O starym fragmencie krajowej "siódemki" w okolicach Nowego Dworu Gdańskiego słychać co pewien czas przy okazji kolejnych lotów kierowców, którzy w nocy rozpędzeni wystrzeliwali w powietrze o kończący drogę nasyp. Jak informowała straż pożarna z Nowego Dworu Gdańskiego w rozmowie z TVN24, od 2017 r. doszło tam już do pięciu niebezpiecznych wypadków, w których rannych zostało dziewięć osób.

Po ostatnim wypadku drogowcy wreszcie postanowili prowizorycznie rzucone tam przez innych kierowców stare opony zastąpić barierką. Niestety, trudno się oprzeć wrażeniu, że zabezpieczenie jest niewystarczające. Mała barierka jest dość wąska i wygląda jakby już była mocno wysłużona.

To niebezpieczne miejsce można zobaczyć na Facebooku "Żuławy TV".

Drogowcy tłumaczą się, że barierka jest odblaskowa, więc to powinno wystarczyć, aby ostrzec rozpędzonych kierowców przed końcem drogi. Naszym zdaniem dałoby się to zrobić lepiej, tym bardziej, że dość łatwo zjechać z drogi ekspresowej nr 7 na kończący się nasypem odcinek.

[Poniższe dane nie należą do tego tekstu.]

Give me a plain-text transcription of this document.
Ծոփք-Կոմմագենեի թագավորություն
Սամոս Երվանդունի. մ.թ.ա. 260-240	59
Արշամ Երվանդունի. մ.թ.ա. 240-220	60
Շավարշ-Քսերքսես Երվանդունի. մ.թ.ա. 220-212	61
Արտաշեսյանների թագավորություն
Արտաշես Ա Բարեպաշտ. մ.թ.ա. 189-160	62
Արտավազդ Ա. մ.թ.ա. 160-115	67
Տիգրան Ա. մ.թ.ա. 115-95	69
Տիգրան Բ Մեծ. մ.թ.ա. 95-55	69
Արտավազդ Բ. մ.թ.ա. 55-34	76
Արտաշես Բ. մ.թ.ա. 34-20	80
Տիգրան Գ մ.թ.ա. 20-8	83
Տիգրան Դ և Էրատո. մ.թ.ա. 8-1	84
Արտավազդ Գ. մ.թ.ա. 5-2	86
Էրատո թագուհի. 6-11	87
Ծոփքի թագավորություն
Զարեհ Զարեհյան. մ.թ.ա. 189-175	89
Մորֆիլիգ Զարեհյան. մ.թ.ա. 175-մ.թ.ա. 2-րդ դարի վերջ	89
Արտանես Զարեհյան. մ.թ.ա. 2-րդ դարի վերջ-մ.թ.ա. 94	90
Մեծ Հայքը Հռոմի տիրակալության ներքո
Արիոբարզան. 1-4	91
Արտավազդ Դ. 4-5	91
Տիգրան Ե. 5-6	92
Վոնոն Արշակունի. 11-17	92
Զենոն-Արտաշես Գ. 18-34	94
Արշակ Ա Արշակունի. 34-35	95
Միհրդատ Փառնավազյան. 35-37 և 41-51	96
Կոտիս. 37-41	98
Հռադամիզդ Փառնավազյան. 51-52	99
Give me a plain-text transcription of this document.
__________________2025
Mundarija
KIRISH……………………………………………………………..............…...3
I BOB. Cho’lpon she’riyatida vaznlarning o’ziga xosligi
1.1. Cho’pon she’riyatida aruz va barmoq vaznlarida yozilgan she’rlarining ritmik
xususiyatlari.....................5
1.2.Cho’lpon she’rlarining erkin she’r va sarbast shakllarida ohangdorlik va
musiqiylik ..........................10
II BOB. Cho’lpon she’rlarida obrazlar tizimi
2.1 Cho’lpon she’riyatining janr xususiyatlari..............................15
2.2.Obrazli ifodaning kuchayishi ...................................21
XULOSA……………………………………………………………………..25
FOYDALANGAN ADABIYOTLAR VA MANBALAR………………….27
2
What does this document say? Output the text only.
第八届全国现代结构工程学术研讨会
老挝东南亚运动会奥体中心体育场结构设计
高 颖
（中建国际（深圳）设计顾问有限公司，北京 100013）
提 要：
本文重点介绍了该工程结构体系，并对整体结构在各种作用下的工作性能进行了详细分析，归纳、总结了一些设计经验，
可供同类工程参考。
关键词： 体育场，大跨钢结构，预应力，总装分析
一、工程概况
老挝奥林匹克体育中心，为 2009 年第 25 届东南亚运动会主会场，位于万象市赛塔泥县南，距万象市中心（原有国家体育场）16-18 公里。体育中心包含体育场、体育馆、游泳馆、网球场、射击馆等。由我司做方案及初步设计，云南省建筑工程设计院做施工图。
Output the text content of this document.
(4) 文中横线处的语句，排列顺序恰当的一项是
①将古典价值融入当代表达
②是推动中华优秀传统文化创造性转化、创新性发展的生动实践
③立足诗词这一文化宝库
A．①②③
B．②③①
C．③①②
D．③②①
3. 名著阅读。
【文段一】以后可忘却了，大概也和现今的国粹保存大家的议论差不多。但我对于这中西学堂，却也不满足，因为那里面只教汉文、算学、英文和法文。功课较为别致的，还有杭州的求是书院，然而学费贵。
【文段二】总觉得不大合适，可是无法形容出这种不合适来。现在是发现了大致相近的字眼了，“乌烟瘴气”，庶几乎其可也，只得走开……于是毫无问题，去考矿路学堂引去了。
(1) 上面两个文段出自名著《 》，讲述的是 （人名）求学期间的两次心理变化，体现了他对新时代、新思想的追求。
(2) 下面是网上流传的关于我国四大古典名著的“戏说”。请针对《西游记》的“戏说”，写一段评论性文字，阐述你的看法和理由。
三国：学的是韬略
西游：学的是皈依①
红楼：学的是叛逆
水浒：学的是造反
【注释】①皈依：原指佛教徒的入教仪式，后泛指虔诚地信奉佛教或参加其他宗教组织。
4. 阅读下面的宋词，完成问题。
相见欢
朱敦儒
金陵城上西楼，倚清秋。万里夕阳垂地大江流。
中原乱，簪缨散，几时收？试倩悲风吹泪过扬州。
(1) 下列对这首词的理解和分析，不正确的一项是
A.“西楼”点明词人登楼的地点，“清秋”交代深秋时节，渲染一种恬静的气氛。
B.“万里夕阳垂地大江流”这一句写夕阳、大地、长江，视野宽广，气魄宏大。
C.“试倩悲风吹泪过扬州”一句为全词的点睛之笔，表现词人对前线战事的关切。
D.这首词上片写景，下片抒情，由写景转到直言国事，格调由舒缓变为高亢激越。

Dowodem na to jest wypadek do jakiego doszło w sierpniu. Kobieta, która w nocy znalazła się na tym fragmencie drogi, nie zauważyła nasypu i najechała na niego ze sporą prędkością. Samochód wystrzelił w powietrze, przeleciał kilka metrów i wylądował na dachu. Dwie osoby trafiły do szpitala. Wtedy jedynym ostrzeżeniem przed wjazdem na ślepą drogę był znak umieszczony na tablicy informacyjnej ponad pasami ruchu, umieszczony ok. kilometra wcześniej.